Amalia and her husband, Alon, skulked through the shadowed gloom of the stairwell, their clawed feet barely leaving imprints in the dust. They had seen their daughter, Avalyn, sitting out on the gazebo as she normally did whenever they fed, so they were unafraid of being interrupted. And after all, they were very hungry.

A light was visible under the door of Avalyn’s room. Alon stretched one, clawed hand towards the doorknob, red eyes alight as he took in the thrilling scent of fresh blood.

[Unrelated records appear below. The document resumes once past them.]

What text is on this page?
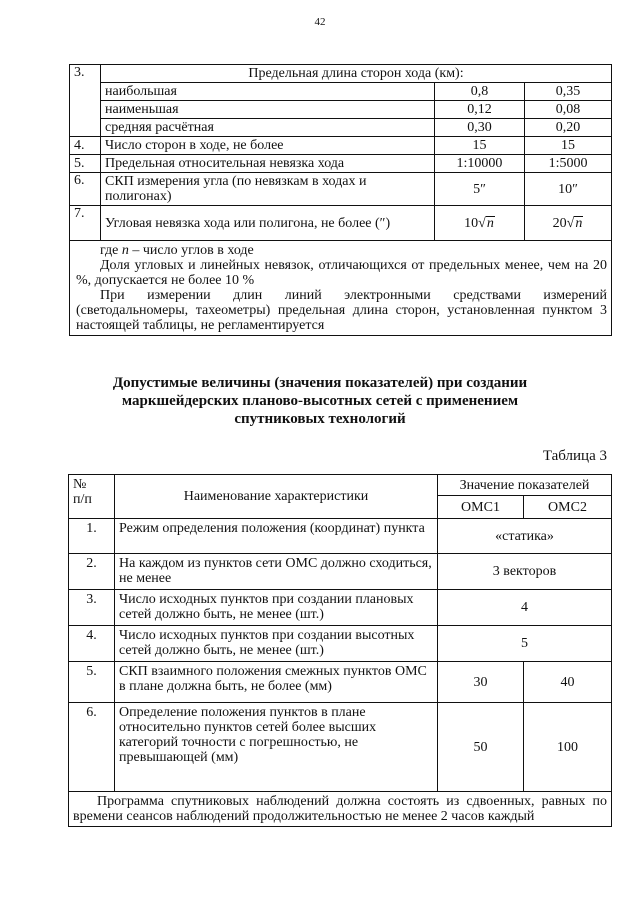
42
3.	Предельная длина сторон хода (км):		
	наибольшая	0,8	0,35
	наименьшая	0,12	0,08
	средняя расчётная	0,30	0,20
4.	Число сторон в ходе, не более	15	15
5.	Предельная относительная невязка хода	1:10000	1:5000
6.	СКП измерения угла (по невязкам в ходах и полигонах)	5″	10″
7.	Угловая невязка хода или полигона, не более (″)	10√n	20√n

где n – число углов в ходе
Доля угловых и линейных невязок, отличающихся от предельных менее, чем на 20 %, допускается не более 10 %
При измерении длин линий электронными средствами измерений (светодальномеры, тахеометры) предельная длина сторон, установленная пунктом 3 настоящей таблицы, не регламентируется			
Допустимые величины (значения показателей) при создании маркшейдерских планово-высотных сетей с применением спутниковых технологий
Таблица 3
№
п/п	Наименование характеристики	Значение показателей	
		ОМС1	ОМС2
1.	Режим определения положения (координат) пункта	«статика»	
2.	На каждом из пунктов сети ОМС должно сходиться, не менее	3 векторов	
3.	Число исходных пунктов при создании плановых сетей должно быть, не менее (шт.)	4	
4.	Число исходных пунктов при создании высотных сетей должно быть, не менее (шт.)	5	
5.	СКП взаимного положения смежных пунктов ОМС в плане должна быть, не более (мм)	30	40
6.	Определение положения пунктов в плане относительно пунктов сетей более высших категорий точности с погрешностью, не превышающей (мм)	50	100

Программа спутниковых наблюдений должна состоять из сдвоенных, равных по времени сеансов наблюдений продолжительностью не менее 2 часов каждый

The two aswang crept into their daughter’s room, their attention purely focused on the shape on the bed, which was apparently asleep.

This would make for an easy meal.

Amalia and Alon’s prehensile tongues snaked forth from their grisly jaws, flicking with a sound like the clicking of a clock. It hovered over their victim’s neck for the briefest of moments, then down it plunged, with all of the finality of an executioner’s axe.

—————————————————

When they had finished, Amalia reached for the blankets that covered the still body of their target, revealing the fabric of a black shirt. She pulled it back a bit farther, and stumbled back like she had been burned, hands clapped over her mouth.

“Amalia?” rumbled Alon, peering at her closely. “What is it? What—”

There, in the girl’s ear, gleaming in the low light, surrounded by delicate gold leaf, was a ruby earring the color of blood.

—————————————————

The last thing that flashed in her vision was a lonely purple balloon, drifting slowly in the wind, before her dark eyes closed.

As one final, relieved breath escaped her lips, peace, at last, settled over her, and Avalyn was gone.